Grass is never just grass!
Here, NRW grasslands ecologist, Stuart Smith, lifts the lid on what’s out there…
Grasslands are some of Wales’ most varied and diverse habitats.
They range from ultra-dry calcareous and acid pastures; lush flower-rich lowland meadows; to tall, rushy swards on damp soils. And each type supports a wealth of different plants and animals.
Grasslands are also among our most threatened ecosystems. They are particularly vulnerable to changes in land-use such as an increase in the use of fertilisers or, at the other extreme, just being neglected.
Grasslands cover the bulk of the land area of Wales. But most of them have been ‘improved’, which means the soil has been artificially-enriched. In this state, they support very little species diversity.
More than 90 percent of our lowland grasslands were lost between the 1930s and 1990s.
Traditionally-managed grasslands were once part of every farm. But a species-rich meadow is a rare sight these days.
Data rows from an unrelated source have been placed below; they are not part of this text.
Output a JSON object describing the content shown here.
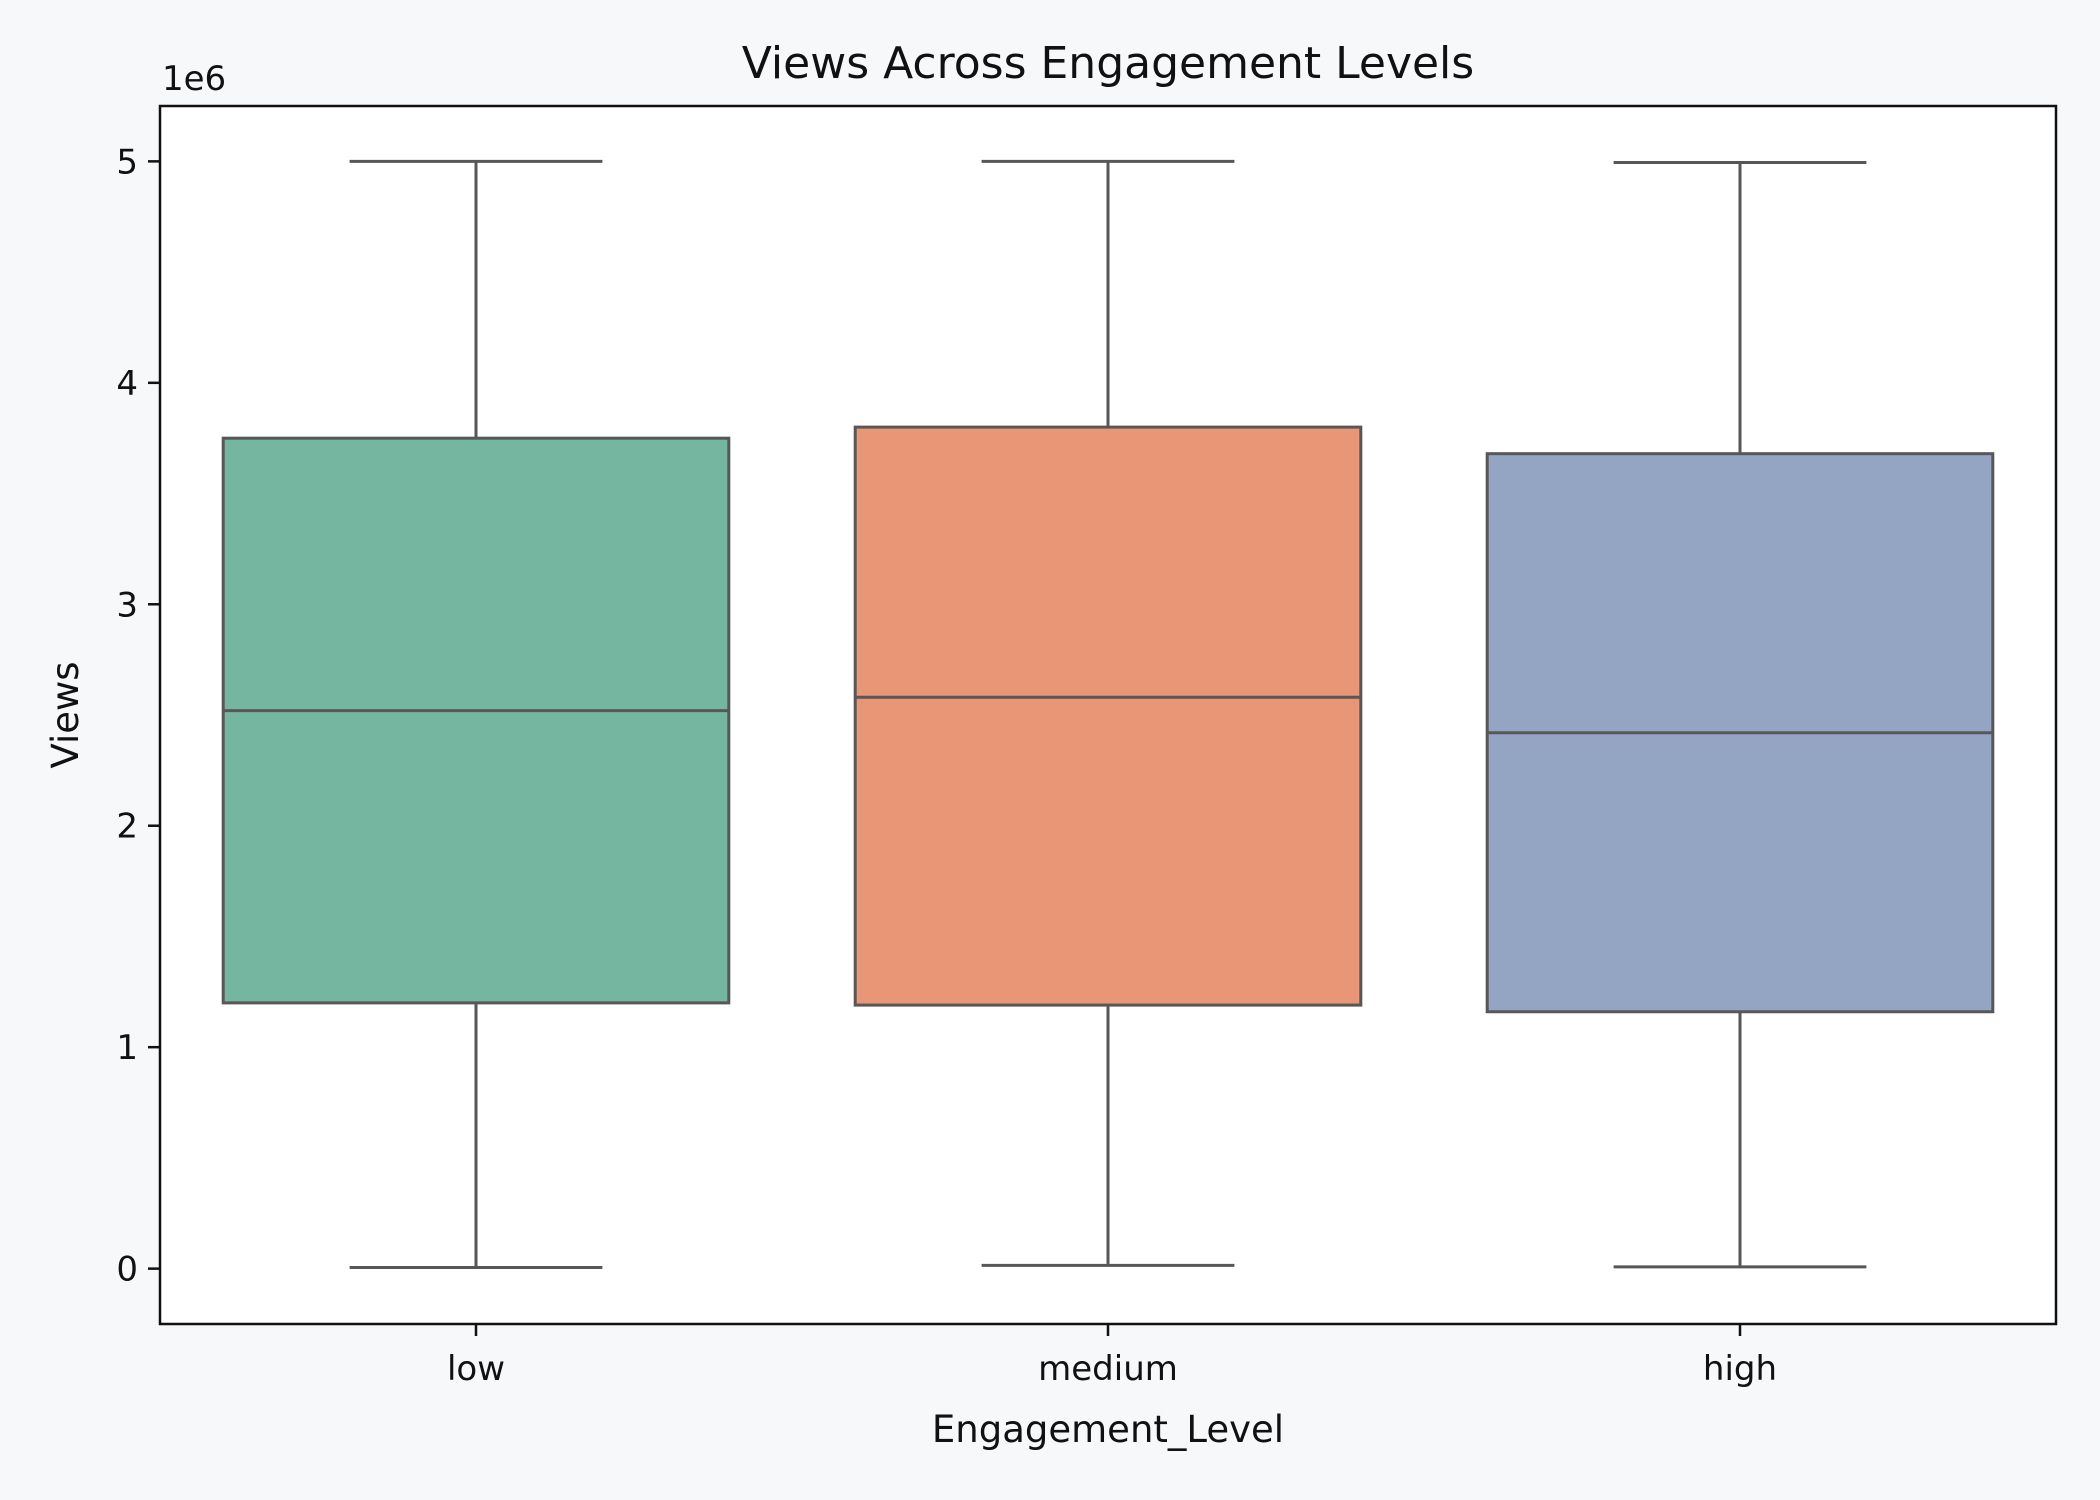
{
  "chart_data": {
    "type": "box",
    "title": "Views Across Engagement Levels",
    "xlabel": "Engagement_Level",
    "ylabel": "Views",
    "y_offset_label": "1e6",
    "ylim": [
      -250000,
      5250000
    ],
    "yticks": [
      0,
      1,
      2,
      3,
      4,
      5
    ],
    "grid": false,
    "categories": [
      "low",
      "medium",
      "high"
    ],
    "boxes": [
      {
        "category": "low",
        "color": "#75b6a1",
        "whisker_low": 5000,
        "q1": 1200000,
        "median": 2520000,
        "q3": 3750000,
        "whisker_high": 5000000
      },
      {
        "category": "medium",
        "color": "#e89675",
        "whisker_low": 15000,
        "q1": 1190000,
        "median": 2580000,
        "q3": 3800000,
        "whisker_high": 5000000
      },
      {
        "category": "high",
        "color": "#94a4c3",
        "whisker_low": 8000,
        "q1": 1160000,
        "median": 2420000,
        "q3": 3680000,
        "whisker_high": 4995000
      }
    ]
  },
  "colors": {
    "line": "#575757",
    "background": "#f7f8fa",
    "plot_background": "#ffffff"
  }
}
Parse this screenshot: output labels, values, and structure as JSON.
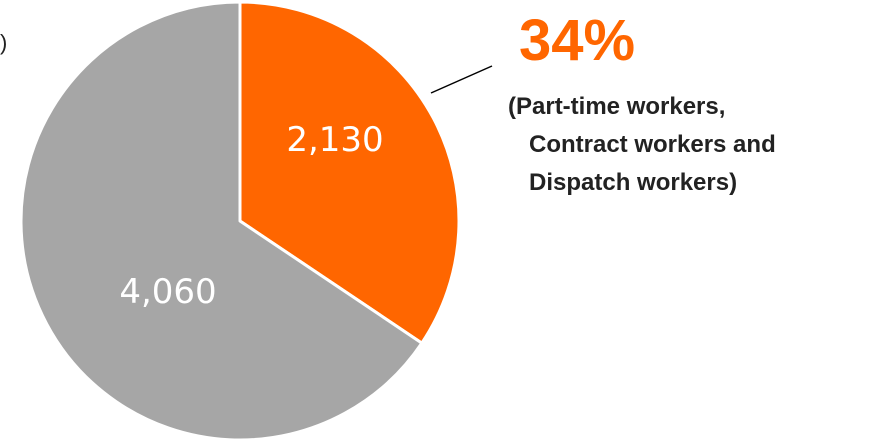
{
  "edge_text": ")",
  "chart_data": {
    "type": "pie",
    "title": "",
    "slices": [
      {
        "label": "2,130",
        "value": 2130,
        "color": "#ff6600"
      },
      {
        "label": "4,060",
        "value": 4060,
        "color": "#a6a6a6"
      }
    ],
    "start_angle": "12 o'clock",
    "direction": "clockwise",
    "border_color": "#ffffff",
    "slice_label_color": "#ffffff",
    "legend": "none",
    "callout": {
      "percent": "34%",
      "lines": [
        "(Part-time workers,",
        "Contract workers and",
        "Dispatch workers)"
      ],
      "percent_color": "#ff6600",
      "text_color": "#222222"
    }
  }
}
Thankfully, the rate of loss has slowed in recent years. Habitat protection schemes and more sensitive land management have played their part in starting to turn the tide.
Species rich grasslands can still be found in a few areas - such as this one (main image) at Berthlwyd Farm in Brecknock.
Grasslands also form some of our most iconic landscapes - such as the rocky limestone slopes of south Gower coast in west Glamorgan or the grasslands of the Great Orme’s Head, Conwy. Grasslands can also be of great cultural significance too – for example the damp rhos pastures of parts of west Wales and the south Wales coalfield.
Because our important grasslands have become so reduced and are so threatened, we need to put measures in place to protect them and give them a helping hand.
Protected sites have shown to be really effective at this and, if coupled with better management across the landscape and an improved awareness of the importance of grasslands, may mean their fortunes will improve.
Survey work in the 1990s and 2000s, identified more than 1000 grassland sites in lowland Wales, but these are often tiny fragments and in poor condition. Now, we are working towards making sure that the very best of these are legally protected as SSSIs or Special Areas of Conservation (SACs).
Local projects can also make a significant contribution to grassland conservation.
Several grassland projects are currently running in Wales, including one based in the Llyn Peninsula which trials ‘payment for results’ as part of agri-environment schemes. This means that farmers take on the responsibility to improve the biodiversity on their farms, and are paid for what they achieve, rather than just following a set of management prescriptions.
We’ve also been identifying and assessing the quality of meadows and other grasslands in the Dyfi area. A follow-up project is planned to improve how they are managed as a key part of managing the area’s natural resources in a sustainable way.
Producing food in a sustainable way
Species-rich grasslands can form a key component of sustainable farming.
Grasslands are fantastic places to rear animals for high-quality meat production while also providing other valuable ecosystem services - from being a great habitat for pollinators to storing increased levels of soil carbon.
Here, Welsh Black cattle graze a cut meadow in Ceredigion. Keeping the meadow grazed down in the autumn helps to stimulate the growth of wild flowers the following spring.
And what about other wider benefits?
Unfertilised grasslands conserve important soil stocks and help provide clean water to streams and rivers.
And there is increasing evidence that managing grasslands sensitively in the uplands and upland fringes can increase the land’s capacity to hold water – reducing the risk of flooding in lower lying areas.
Indeed, conserving and managing grasslands are essential elements in managing Wales’ natural resources in a sustainable way. Our native grasslands are wonderfully diverse.
This is important as the diversity of habitats and the species they contain makes an important contribution to ecosystem resilience, and this is fundamental for sustainability.
And the better we understand and appreciate our wealth of grasslands and what they offer society, the more we will enjoy and protect them for future generations.